Indeed, when new lines are added to a file, the content of margin may change for some old lines whereas the corresponding code was not changed. That's the case, for example, when the margin contains lines number. In such a case, SonarQube is not able to know that the code on this line is the same than in the past.
Our COBOL and RPG analyzers can already ignore margins in order to properly parse the file. A fixed format can be defined with a project parameter but also, in the case of COBOL, the format can change within the file itself.
SonarQube should also ignore those margins, at least in the case of a file using a fixed format, to correctly detect which lines and issues are new.
As a first step, the COBOL analyzer will be the only one that will benefit from those improvements.
- SonarQube API should give the possibility for analyzers to specify what is the significative part of the lines in a file. The API will look like the one for CPD tokens:
- If the API is not called for a file -> all entire lines are considered as significant
- Basic rules for the API:
- addRange can be called only with range spanning over a single line
- addRange can not be called twice for the same line
- if addRange is not called for a given line, the line is considered as NOT significant (or the significant part is empty)
- The compute engine keeps computing the raw file and the corresponding hash to be able to detect if the file has changed. Meaning that, if only the margins change, the file is still considered as modified.
-> The position of the issue in the line still refers to the raw line that is passed to SQ, and the display in SQ keeps working the same way.

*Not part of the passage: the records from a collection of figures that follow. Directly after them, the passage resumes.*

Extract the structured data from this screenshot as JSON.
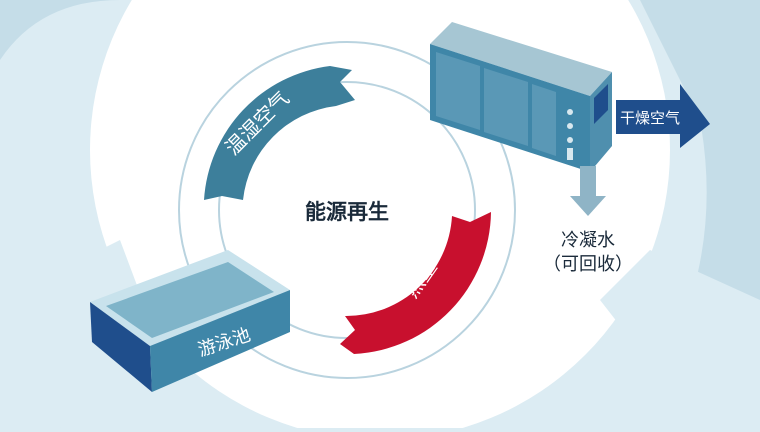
{
  "diagram": {
    "center_label": "能源再生",
    "segments": {
      "humid_air": "温湿空气",
      "heat": "热量",
      "pool": "游泳池"
    },
    "output_arrow_label": "干燥空气",
    "condensate_label_line1": "冷凝水",
    "condensate_label_line2": "（可回收）"
  },
  "colors": {
    "background": "#dcecf3",
    "teal_segment": "#3d7f9b",
    "red_segment": "#c8102e",
    "dark_blue": "#1f4e8c",
    "unit_front": "#3f86a8",
    "arrow_gray": "#8fb4c6"
  }
}
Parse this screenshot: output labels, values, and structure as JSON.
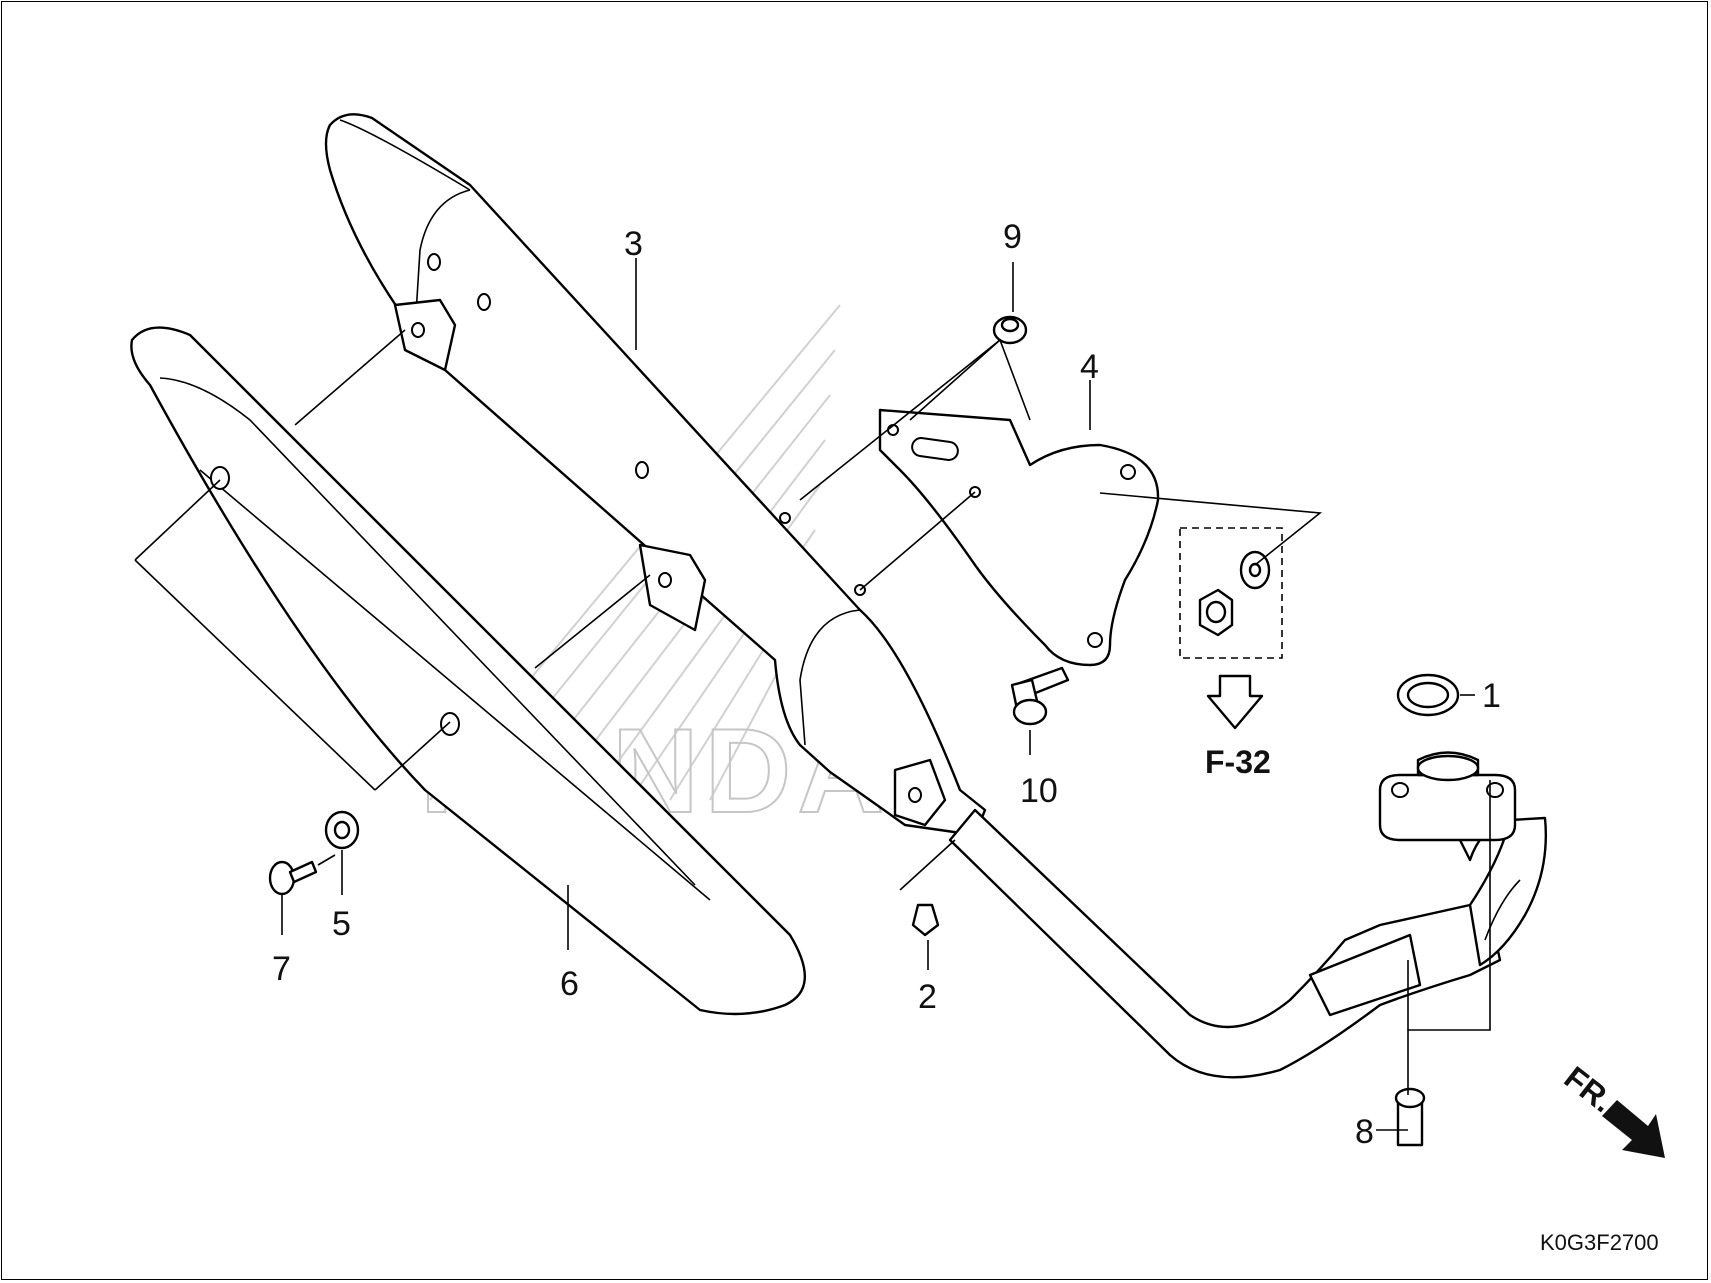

- Based on the info that is optionally provided by the analyzer, the scanner sends for each line the range of significant code for issue tracking/new line detection (ie without considering the margins).
-> New lines detection and issue matching mechanisms still rely on line hash, and this one changes only when the code is really updated.
- SonarQube stores a flag in DB, in the FILE_SOURCES table, to indicate whether the line hashes refer to a line with a significant code range. It can be called 'SIGNIFICANT_CODE'.
- If a file doesn't have this flag (or the flag is set to false) but that a significant code range is included in the report from the scanner, SonarQube
- calculates line hashes in the old way, not taking into account the significant code range but using the whole line for all steps in the compute engine (file move detection, issue tracking, no scm diff).
- calculates and persist line hashes taking into account the significant code range when persisting it, and set the flag to true in DB.
- On first project analysis after upgrade:
- All lines hashes are updated in DB even for the files that have not been modified.
- If a file hasn't been modified, as the file hash is still the same, lines are not considered as new and issues remain unchanged.
- If a file has been modified but margin doesn't change, since we compare hashes for the whole line, new/updated lines and issues are correctly identified.
- Limitation: If a file has been modified but margin changes, we'll have the same drawback than in the past with the first analysis of the project: lines for which the margin has changed as well as issues in those lines are considered as new.